Irgendwo, irgendwie, irgendwann

Klagenden Sirenenrufen gleich vibrieren die Klänge des Theremins im dunklen Bühnenraum. Nur eine Kerze auf einem kahlen Tisch flackert, erleuchtet fahl die U17-Bühne des Mainzer Staatstheaters wie auch die Erinnerungen vergangener Gräueltaten. Linda Fishan bringt durch das elektromagnetische Feld zwischen Körper und Instrument ihre Gedanken berührungs- und sprachlos zum Klingen. Dicht, intensiv ist dieser Moment. Man wird hineingezogen in eine kollektive, tief sitzende Erinnerungsschicht. Vorgegeben wird dabei nichts – Folgen und Nachspüren jedoch kann man allem.

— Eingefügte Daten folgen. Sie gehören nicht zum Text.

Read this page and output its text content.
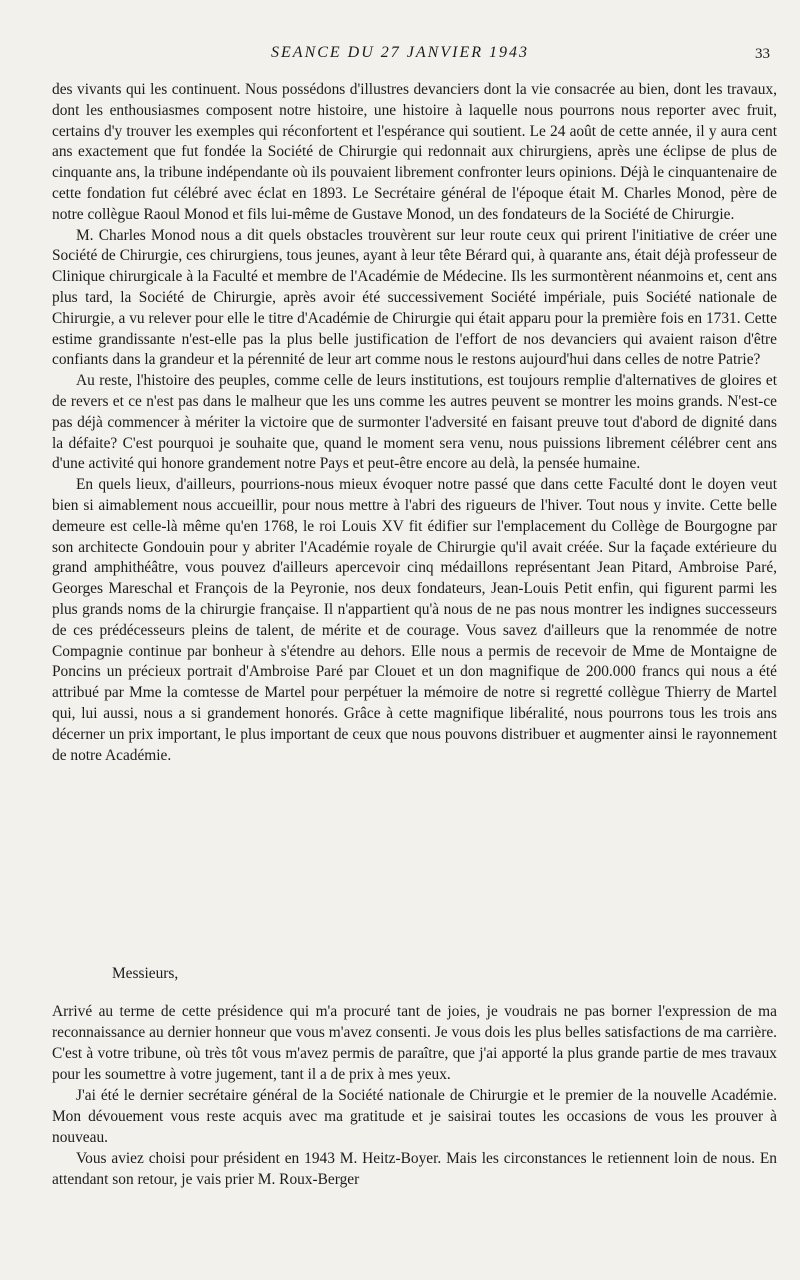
SEANCE DU 27 JANVIER 1943	33

des vivants qui les continuent. Nous possédons d'illustres devanciers dont la vie consacrée au bien, dont les travaux, dont les enthousiasmes composent notre histoire, une histoire à laquelle nous pourrons nous reporter avec fruit, certains d'y trouver les exemples qui réconfortent et l'espérance qui soutient. Le 24 août de cette année, il y aura cent ans exactement que fut fondée la Société de Chirurgie qui redonnait aux chirurgiens, après une éclipse de plus de cinquante ans, la tribune indépendante où ils pouvaient librement confronter leurs opinions. Déjà le cinquantenaire de cette fondation fut célébré avec éclat en 1893. Le Secrétaire général de l'époque était M. Charles Monod, père de notre collègue Raoul Monod et fils lui-même de Gustave Monod, un des fondateurs de la Société de Chirurgie.

M. Charles Monod nous a dit quels obstacles trouvèrent sur leur route ceux qui prirent l'initiative de créer une Société de Chirurgie, ces chirurgiens, tous jeunes, ayant à leur tête Bérard qui, à quarante ans, était déjà professeur de Clinique chirurgicale à la Faculté et membre de l'Académie de Médecine. Ils les surmontèrent néanmoins et, cent ans plus tard, la Société de Chirurgie, après avoir été successivement Société impériale, puis Société nationale de Chirurgie, a vu relever pour elle le titre d'Académie de Chirurgie qui était apparu pour la première fois en 1731. Cette estime grandissante n'est-elle pas la plus belle justification de l'effort de nos devanciers qui avaient raison d'être confiants dans la grandeur et la pérennité de leur art comme nous le restons aujourd'hui dans celles de notre Patrie?

Au reste, l'histoire des peuples, comme celle de leurs institutions, est toujours remplie d'alternatives de gloires et de revers et ce n'est pas dans le malheur que les uns comme les autres peuvent se montrer les moins grands. N'est-ce pas déjà commencer à mériter la victoire que de surmonter l'adversité en faisant preuve tout d'abord de dignité dans la défaite? C'est pourquoi je souhaite que, quand le moment sera venu, nous puissions librement célébrer cent ans d'une activité qui honore grandement notre Pays et peut-être encore au delà, la pensée humaine.

En quels lieux, d'ailleurs, pourrions-nous mieux évoquer notre passé que dans cette Faculté dont le doyen veut bien si aimablement nous accueillir, pour nous mettre à l'abri des rigueurs de l'hiver. Tout nous y invite. Cette belle demeure est celle-là même qu'en 1768, le roi Louis XV fit édifier sur l'emplacement du Collège de Bourgogne par son architecte Gondouin pour y abriter l'Académie royale de Chirurgie qu'il avait créée. Sur la façade extérieure du grand amphithéâtre, vous pouvez d'ailleurs apercevoir cinq médaillons représentant Jean Pitard, Ambroise Paré, Georges Mareschal et François de la Peyronie, nos deux fondateurs, Jean-Louis Petit enfin, qui figurent parmi les plus grands noms de la chirurgie française. Il n'appartient qu'à nous de ne pas nous montrer les indignes successeurs de ces prédécesseurs pleins de talent, de mérite et de courage. Vous savez d'ailleurs que la renommée de notre Compagnie continue par bonheur à s'étendre au dehors. Elle nous a permis de recevoir de Mme de Montaigne de Poncins un précieux portrait d'Ambroise Paré par Clouet et un don magnifique de 200.000 francs qui nous a été attribué par Mme la comtesse de Martel pour perpétuer la mémoire de notre si regretté collègue Thierry de Martel qui, lui aussi, nous a si grandement honorés. Grâce à cette magnifique libéralité, nous pourrons tous les trois ans décerner un prix important, le plus important de ceux que nous pouvons distribuer et augmenter ainsi le rayonnement de notre Académie.

Messieurs,

Arrivé au terme de cette présidence qui m'a procuré tant de joies, je voudrais ne pas borner l'expression de ma reconnaissance au dernier honneur que vous m'avez consenti. Je vous dois les plus belles satisfactions de ma carrière. C'est à votre tribune, où très tôt vous m'avez permis de paraître, que j'ai apporté la plus grande partie de mes travaux pour les soumettre à votre jugement, tant il a de prix à mes yeux.

J'ai été le dernier secrétaire général de la Société nationale de Chirurgie et le premier de la nouvelle Académie. Mon dévouement vous reste acquis avec ma gratitude et je saisirai toutes les occasions de vous les prouver à nouveau.

Vous aviez choisi pour président en 1943 M. Heitz-Boyer. Mais les circonstances le retiennent loin de nous. En attendant son retour, je vais prier M. Roux-Berger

Linda Fishan spricht vom KZ-Besuch, die anderen hören zu © Jana Mila Lippitz

Die Gedanken und Gefühle, für die Sprache nicht mehr auszureichen scheint, entstanden nach einem Besuch in der Gedenkstätte der ehemaligen Tötungsanstalt Hadamar. Die mixed-abled Gruppe I can be your translator hat sich seit Herbst 2015 mit dem Thema Euthanasie und dem Begriff des lebens(un)werten Lebens beschäftigt. Und zwar als Kollektiv auf Augenhöhe: In „Das Konzept bin ich“ fragt I can be your translator nach dem Umgang mit Gleichberechtigung im Probenprozess und entwickelt neue Formen inklusiver Zusammenarbeit.

Der Gedanke geht auf. Das Stück ist an vielen Stellen selbstreflexiv und gibt Einblicke in den Probenprozess und die Herangehensweise. Zur Vorbereitung fuhren die Künstler*innen gemeinsam zu verschiedenen Gedenkstätten und Mahnmalen und absolvierten einen Workshop beim Gießener Performance-Kollektiv She She Pop. Der Bezug zum Titel ist eindeutig: Das Konzept des Abends wird von Jedem und Jeder definiert und verkörpert.

Dabei macht I can be your translator die Schwierigkeiten und Vorteile kollektiver Zusammenarbeit ebenso zum Forschungs- und Spielgegenstand wie die Geschichte der Euthanasie. Drei Performer*innen lesen die wichtigsten Daten, Stationen, politischen Entscheidungen vor. Spannend dabei ist vor allem die Zeitspanne von 1945 bis jetzt, weil das Unrecht nicht plötzlich aufhörte, sondern Täter noch lange in medizinischer Verantwortung standen und auch die Gesellschaft keinesfalls eine Schuld anerkennen wollte. Bis heute gibt es keine Entschädigungsleistungen an Angehörige der Euthanasie-Opfer. Und ein Ausflug in die gegenwärtige Politik und die Pränataldiagnostik – am Tag der Mainzer Aufführung wurde sie in Ausnahmefällen zur Kassenleistung – verdeutlicht die Aktualität des Themas erschreckend.

Das zweischneidige Schwert Musik: Christian Schöttelndreier, Lis Marie Diehl, Christian Fleck, Christoph Rodatz © Jana Mila Lippitz

Trotz der vielen Handlungsstränge – Dokutheater, Livemusik, Selbstbefragungen im Spieleformat – fügt sich der Abend zu einem ausgewogenen Ganzen. Es gibt die leisen, berührenden Momente, in denen die Inszenierung Raum gibt für das Gedenken und das Trauern; in denen der Sinn und die Wichtigkeit des Erinnerns deutlich wird. Es gibt aber auch die hoffnungsvollen, starken Momente, in denen Mut und Kraft sichtbar werden.

Besonders gelungen ist die musikalische Gestaltung: wirkungsvoll legen sich die einzelnen Stimmen der Performer*innen über die nüchtern vorgetragene Chronologie der Euthanasie-Daten. Die Mischung aus sphärisch-zuversichtlicher Musik und der unprätentiösen, beinahe sterilen Sprache berührt. Gleichzeitig schafft die Musik auch eine Form der Distanziertheit. Dennoch ist „Das Konzept bin ich“ nie Betroffenheitstheater, weil keine Emotionen vorgegeben werden. Stattdessen gibt es einen Seelenstrip der Künstler*innen: Gedanken, Gefühle, Assoziationen. Alles kommt hoch, alles kommt zur Sprache. Und alles hat seinen Platz.

„Man kann spüren, wie die nicht am Leben sind“, sagt Linda Fisahn und meint die in den Gaskammern Ermordeten. Stimmt. Irgendwo auf der Welt fängt mein Weg zum Himmel an, singt Lis Marie Diehl. Stimmt auch. Je nach Lesart ist das ein Versprechen. Oder eine sehr bittere Drohung. Irgendwo, irgendwie, irgendwann.